Normal body cells grow, proliferate and die in an orderly manner. By contrast, cancer cells grow out of control and can invade other tissues. The process of tumour progression and metastasis results from a complex molecular cascade that allows cancer cells to leave the site of the primary tumour mass and disseminate to distant anatomical sites where they proliferate and form secondary tumour foci. Disseminated disease is the most usual cause of death in cancer patients and is, therefore, a very serious clinical problem. Transforming growth factor beta (TGF‐β) has a dual role in tumour progression, acting as a tumour suppressor in early stages of carcinogenesis, and exerting a pro‐oncogenic role in the last steps of metastatic disease. TGF‐β induces the epithelial mesenchymal transition of transformed cells, which contributes to tumour invasion and metastasis, and is frequently overexpressed in cancer cells.
Key Concepts
TGF‐βs and their signalling components are widely expressed in all tissues and play a major role in human diseases.

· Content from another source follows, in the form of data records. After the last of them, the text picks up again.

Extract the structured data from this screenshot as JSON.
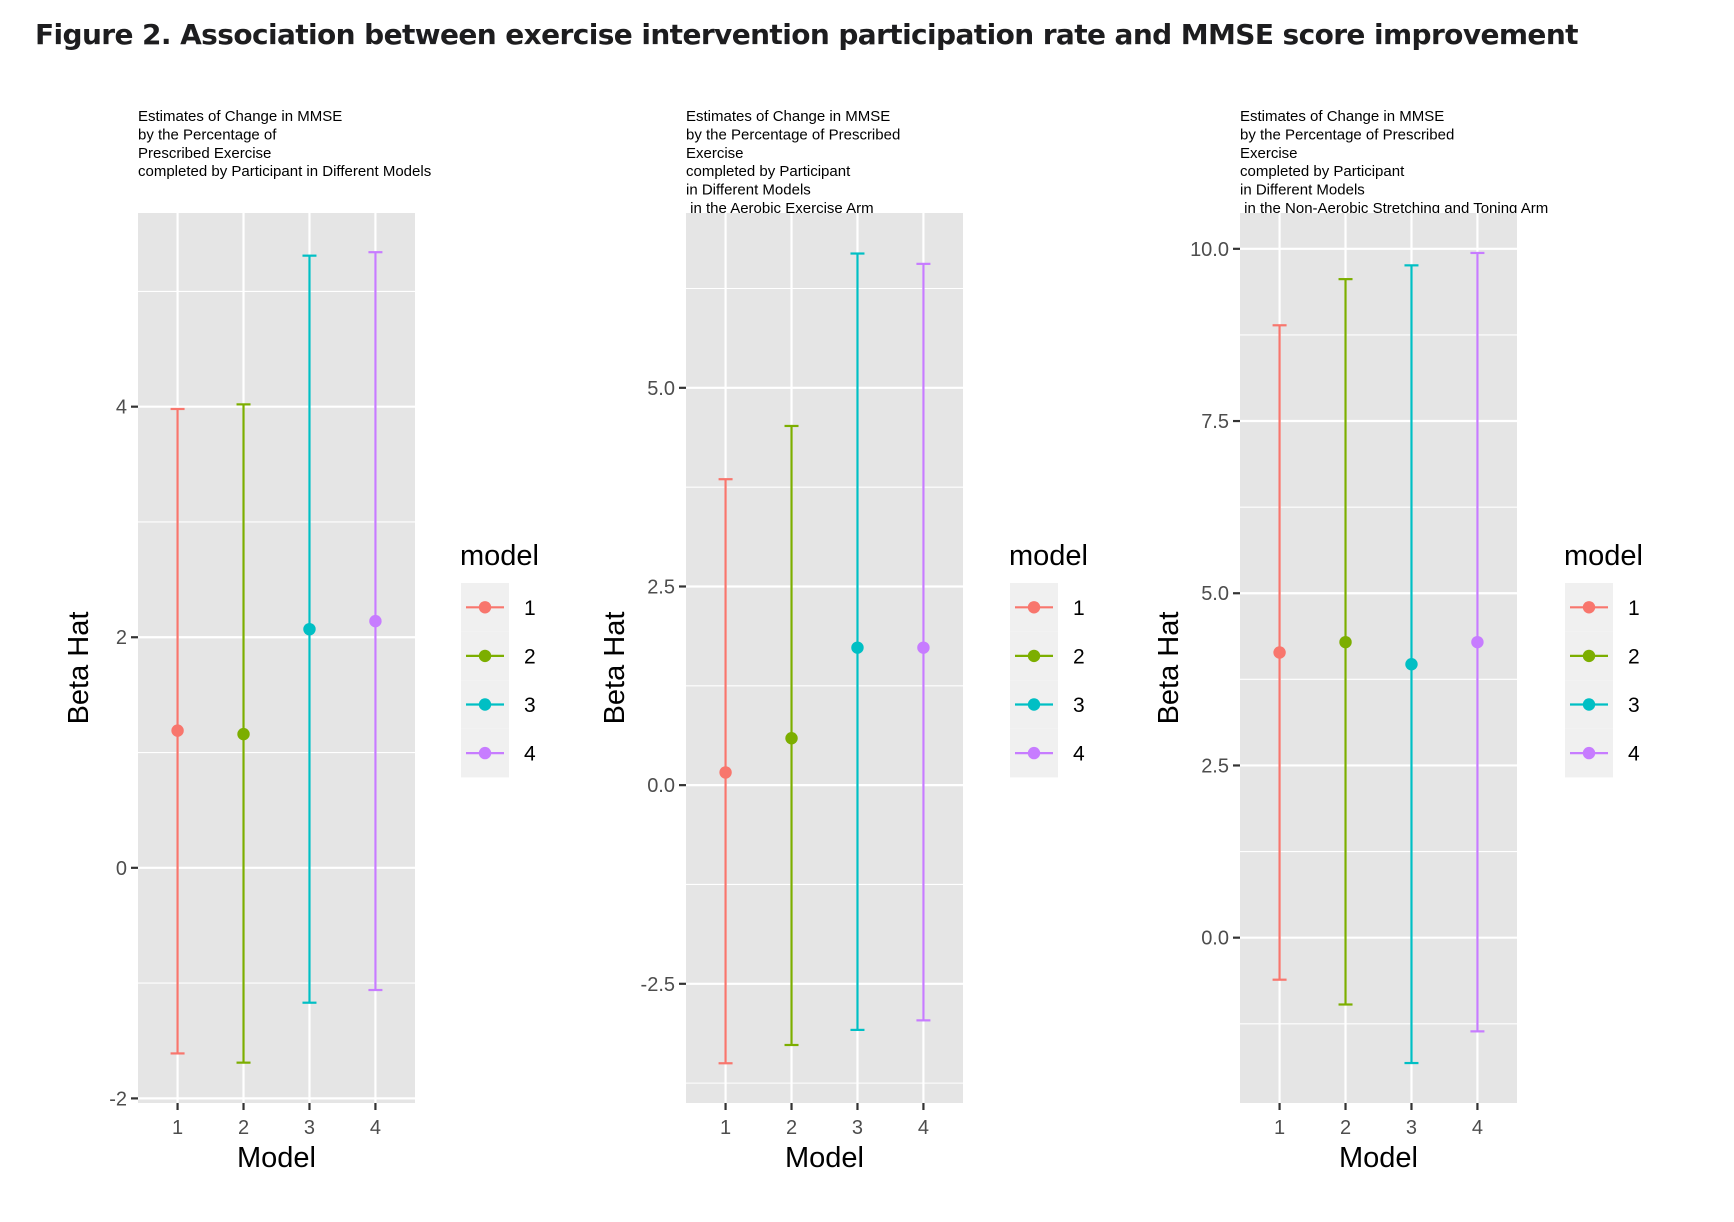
{
  "figure": {
    "title": "Figure 2. Association between exercise intervention participation rate and MMSE score improvement"
  },
  "colors": {
    "panel_background": "#e5e5e5",
    "grid": "#ffffff",
    "legend_key_background": "#f0f0f0",
    "model_1": "#f8766d",
    "model_2": "#7cae00",
    "model_3": "#00bfc4",
    "model_4": "#c77cff"
  },
  "chart_data": [
    {
      "type": "errorbar",
      "title_lines": [
        "Estimates of Change in MMSE",
        "by the Percentage of",
        "Prescribed Exercise",
        "completed by Participant in Different Models"
      ],
      "xlabel": "Model",
      "ylabel": "Beta Hat",
      "categories": [
        "1",
        "2",
        "3",
        "4"
      ],
      "ylim": [
        -2.04,
        5.68
      ],
      "y_ticks": [
        -2,
        0,
        2,
        4
      ],
      "y_tick_labels": [
        "-2",
        "0",
        "2",
        "4"
      ],
      "y_minor": [
        -1,
        1,
        3,
        5
      ],
      "grid": true,
      "legend": {
        "title": "model",
        "position": "right",
        "entries": [
          "1",
          "2",
          "3",
          "4"
        ]
      },
      "series": [
        {
          "name": "1",
          "estimate": 1.19,
          "lower": -1.61,
          "upper": 3.98
        },
        {
          "name": "2",
          "estimate": 1.16,
          "lower": -1.69,
          "upper": 4.02
        },
        {
          "name": "3",
          "estimate": 2.07,
          "lower": -1.17,
          "upper": 5.31
        },
        {
          "name": "4",
          "estimate": 2.14,
          "lower": -1.06,
          "upper": 5.34
        }
      ]
    },
    {
      "type": "errorbar",
      "title_lines": [
        "Estimates of Change in MMSE",
        "by the Percentage of Prescribed",
        "Exercise",
        "completed by Participant",
        "in Different Models",
        " in the Aerobic Exercise Arm"
      ],
      "xlabel": "Model",
      "ylabel": "Beta Hat",
      "categories": [
        "1",
        "2",
        "3",
        "4"
      ],
      "ylim": [
        -4.0,
        7.2
      ],
      "y_ticks": [
        -2.5,
        0,
        2.5,
        5
      ],
      "y_tick_labels": [
        "-2.5",
        "0.0",
        "2.5",
        "5.0"
      ],
      "y_minor": [
        -3.75,
        -1.25,
        1.25,
        3.75,
        6.25
      ],
      "grid": true,
      "legend": {
        "title": "model",
        "position": "right",
        "entries": [
          "1",
          "2",
          "3",
          "4"
        ]
      },
      "series": [
        {
          "name": "1",
          "estimate": 0.16,
          "lower": -3.5,
          "upper": 3.85
        },
        {
          "name": "2",
          "estimate": 0.59,
          "lower": -3.27,
          "upper": 4.52
        },
        {
          "name": "3",
          "estimate": 1.73,
          "lower": -3.08,
          "upper": 6.69
        },
        {
          "name": "4",
          "estimate": 1.73,
          "lower": -2.96,
          "upper": 6.56
        }
      ]
    },
    {
      "type": "errorbar",
      "title_lines": [
        "Estimates of Change in MMSE",
        "by the Percentage of Prescribed",
        "Exercise",
        "completed by Participant",
        "in Different Models",
        " in the Non-Aerobic Stretching and Toning Arm"
      ],
      "xlabel": "Model",
      "ylabel": "Beta Hat",
      "categories": [
        "1",
        "2",
        "3",
        "4"
      ],
      "ylim": [
        -2.4,
        10.52
      ],
      "y_ticks": [
        0,
        2.5,
        5,
        7.5,
        10
      ],
      "y_tick_labels": [
        "0.0",
        "2.5",
        "5.0",
        "7.5",
        "10.0"
      ],
      "y_minor": [
        -1.25,
        1.25,
        3.75,
        6.25,
        8.75
      ],
      "grid": true,
      "legend": {
        "title": "model",
        "position": "right",
        "entries": [
          "1",
          "2",
          "3",
          "4"
        ]
      },
      "series": [
        {
          "name": "1",
          "estimate": 4.14,
          "lower": -0.61,
          "upper": 8.89
        },
        {
          "name": "2",
          "estimate": 4.29,
          "lower": -0.97,
          "upper": 9.56
        },
        {
          "name": "3",
          "estimate": 3.97,
          "lower": -1.82,
          "upper": 9.76
        },
        {
          "name": "4",
          "estimate": 4.29,
          "lower": -1.36,
          "upper": 9.94
        }
      ]
    }
  ]
}
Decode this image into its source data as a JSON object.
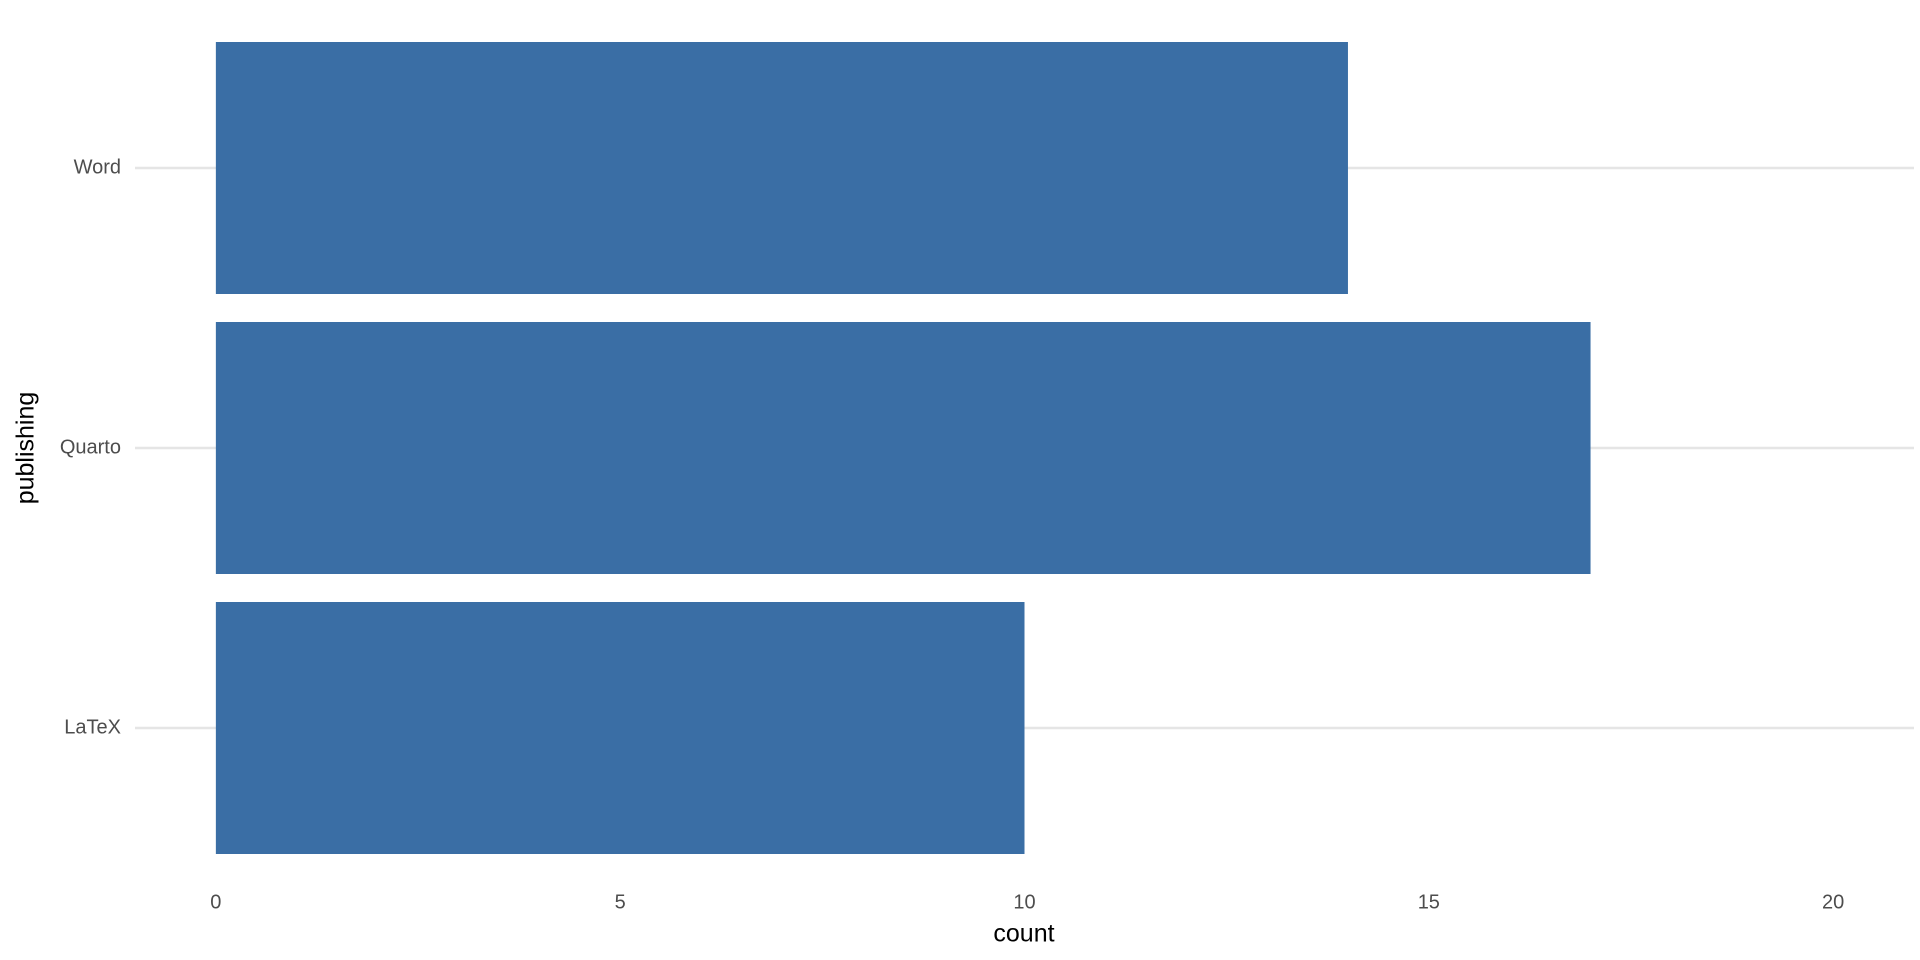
{
  "chart_data": {
    "type": "bar",
    "orientation": "horizontal",
    "categories": [
      "Word",
      "Quarto",
      "LaTeX"
    ],
    "values": [
      14,
      17,
      10
    ],
    "color": "#3a6ea5",
    "xlim": [
      -1,
      21
    ],
    "xticks": [
      0,
      5,
      10,
      15,
      20
    ],
    "x_label": "count",
    "y_label": "publishing",
    "grid": true
  }
}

The canonical signalling pathway triggered by TGF‐βs involves the activation of Smad proteins by the TGF‐β receptors and their translocation into the nucleus. In addition, TGF‐β receptors can activate Smad‐independent (non‐canonical) pathways, including MAPKs and Rho GTPases, among others.
Canonical and noncanonical TGF‐β signal transduction participates in and explains the broad spectrum of TGF‐β effects on tumour progression.
TGF‐β is postulated as a dual factor in cancer since it can act either as a tumour suppressor in early stages of tumourigenesis or as a tumour promoter in late stages of tumour progression.
One of the hallmarks at late stages of tumour progression is that cancer cells become refractory to the TGF‐β cell growth inhibitory response.
Many types of cancer cells leaving primary carcinomas appear to depend on EMT to facilitate execution of most of the steps of the invasion–metastasis process.
TGF‐β affects not only the tumour cells themselves but also the surrounding stroma by inhibiting cell adhesion, inducing immunosuppression and angiogenesis, and by promoting the degradation of the extracellular matrix, further modulating the metastatic process.
Induction of EMT by TGF‐β generates cancer cells with stem‐like properties.
By regulating TGF‐β expression and its canonical and noncanonical intracellular signalling, it may be possible to control the tumour microenvironment, including angiogenesis, immunosurveillance escape and activation of stromal fibroblasts resulting in cancer‐associated fibroblasts (CAFs), tumour‐stroma interactions and EMT.